Better decisions in small firms

As I discussed in my earlier post about the Intangible Asset Value Chain, small firms and start-ups are particularly exposed to the ‘chicken and egg’ situation. Should they just invest in ‘tangible asset’ creation and development? And when and how is the time ripe for ‘intangibles’?

To clarify this, we firstly need to look closer at small business research. Although over 96% of Australian businesses are employing less than 20 people, the majority of management recommendations and findings is deducted from academic research into large industry organisations.

This is pretty much the case for the US, Japan and other industrialised countries as well.
Secondly, as Verreyenne (2006, 220) points out, the lack of suitable measurement tools and best practice study courses hinder small business owners to integrate strategic management into their daily practice.

Small Business Strategy Types

Strategic Decisions in small businesses are usually following the ‘rational decision-making model’, which is for example used to obtain financials through a business plan.

A less stringent approach is called adaptive or logical incremantalism, which means that management is providing a broad directive and employees follow through with detailed actions.

The other form of strategy is dubbed vision or umbrella strategy, as it employs involvement of external stakeholders that may have influence on the small business.

The command strategy approach, you guessed it, means that the owner or senior executives exercise complete control over the firm. However, the intrapeneurial form of strategy-making is the opposite and inclusive of employee input.

Small Business Strategy Applied

Martie-Louise Verreyenne researched previous small business findings. She observed that researchers only reported whether small businesses made rational strategy decisions, and not whether they engaged any other strategies. She tested all above described strategy modes and the results are summarised as follows:

  1. Pure rationality may not at all occur in small firm decision making, therefore, academics are better off using different models to describe and measure small businesses
  2. Adaptive, intrapeneurial, participative and simplistic modes of strategy making are primarily used
  3. Simplistic mode means the owner/manager bases her/his approach on previous strategy making without previous analysis of the environment. She found and a strong link to actual firm performance
  4. Internal and external stakeholders play a more important part in small firm strategy than previously thought
  5. In small firms, value and culture are successfully driving a participative strategy mode, unlike in large organisation, were participative styles are more likely to lead to politics and negativity.

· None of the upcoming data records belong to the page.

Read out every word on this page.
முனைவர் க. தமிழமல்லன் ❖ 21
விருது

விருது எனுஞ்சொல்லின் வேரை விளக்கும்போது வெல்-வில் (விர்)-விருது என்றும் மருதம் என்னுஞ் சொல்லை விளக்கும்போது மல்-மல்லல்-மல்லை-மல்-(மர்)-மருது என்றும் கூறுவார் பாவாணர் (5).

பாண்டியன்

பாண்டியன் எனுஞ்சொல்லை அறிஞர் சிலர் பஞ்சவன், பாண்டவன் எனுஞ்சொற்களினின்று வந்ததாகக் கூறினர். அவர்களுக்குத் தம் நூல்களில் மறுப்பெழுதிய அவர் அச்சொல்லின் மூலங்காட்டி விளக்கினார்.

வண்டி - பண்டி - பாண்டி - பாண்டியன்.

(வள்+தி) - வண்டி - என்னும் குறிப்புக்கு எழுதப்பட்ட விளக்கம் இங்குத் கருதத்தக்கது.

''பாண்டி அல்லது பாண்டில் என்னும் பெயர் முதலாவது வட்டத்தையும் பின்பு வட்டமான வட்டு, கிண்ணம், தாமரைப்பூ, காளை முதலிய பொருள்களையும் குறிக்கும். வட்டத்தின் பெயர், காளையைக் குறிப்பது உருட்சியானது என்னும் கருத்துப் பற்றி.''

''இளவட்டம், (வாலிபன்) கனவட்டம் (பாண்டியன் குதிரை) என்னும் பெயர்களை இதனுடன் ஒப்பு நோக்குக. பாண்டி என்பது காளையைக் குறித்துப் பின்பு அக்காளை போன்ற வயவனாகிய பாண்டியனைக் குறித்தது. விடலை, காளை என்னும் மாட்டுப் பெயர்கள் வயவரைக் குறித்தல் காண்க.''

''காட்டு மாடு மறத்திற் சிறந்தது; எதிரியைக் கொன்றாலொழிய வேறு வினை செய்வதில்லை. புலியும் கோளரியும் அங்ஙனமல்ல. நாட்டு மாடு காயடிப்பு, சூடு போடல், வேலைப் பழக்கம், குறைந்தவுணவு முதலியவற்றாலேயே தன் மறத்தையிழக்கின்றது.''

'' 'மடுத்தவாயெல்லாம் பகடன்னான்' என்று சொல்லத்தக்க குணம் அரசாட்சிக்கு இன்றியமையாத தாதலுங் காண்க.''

The learnings small business owners/managers can take from this are manifold-

  • Leadership styles of owners/managers matter. The more you as a leader are aware of your behaviour and actions, the more likely decision-making is fruitful. Continue to learn something about yourself and others
  • Input from internal (your staff) and external (your suppliers, friends, family and investors) does matter. Different angles help to make better outcomes. Play Devil’s Advocate more often
  • Gut-feel matters. Verreyenne specifically states, that simplistic decision-making is made without the sophisticated scenario-rendering tools of big business and yields results for small business
  • Value and culture of your small firm matters. Sit down with your staff and ask them what (apart form the money) gets them out of bed and makes them join your company environment every day.
    Friday afternoon get-togethers (with or without alcohol) and networking opportunities don’t have to cost the world, but can cement a better work climate. Do you know how your staff see your future as a company?

2 Responses to “Better decisions in small firms”

  1. Allen Taylor Says:

    I found your site on technorati and read a few of your other posts. Keep up the good work. I just added your RSS feed to my Google News Reader. Looking forward to reading more from you.

    Allen Taylor

  2. Thomas Papp Says:

    Regarding this post, you should check out the Indian Small Business arena. I just did a paper on Labour Reforms in India. My Research shows that restrictive labour laws have been restricting the growth of firms since the 80’s therefore they have a low labour and high capital, diverse and specialised small firm environment in their economy. There might be some good research material for you in relation to how small firms behave in such restrictive environments. Naturally they employ less labour, but how do they behave in relation to profit maximisation when their labour is restricted like this, and how do they view intangible assets. The Australian environment is similar, (not because of laws but the ppl shortage) thogh India would have longer historic data on this. - Nice Blog by the way! - Thomas.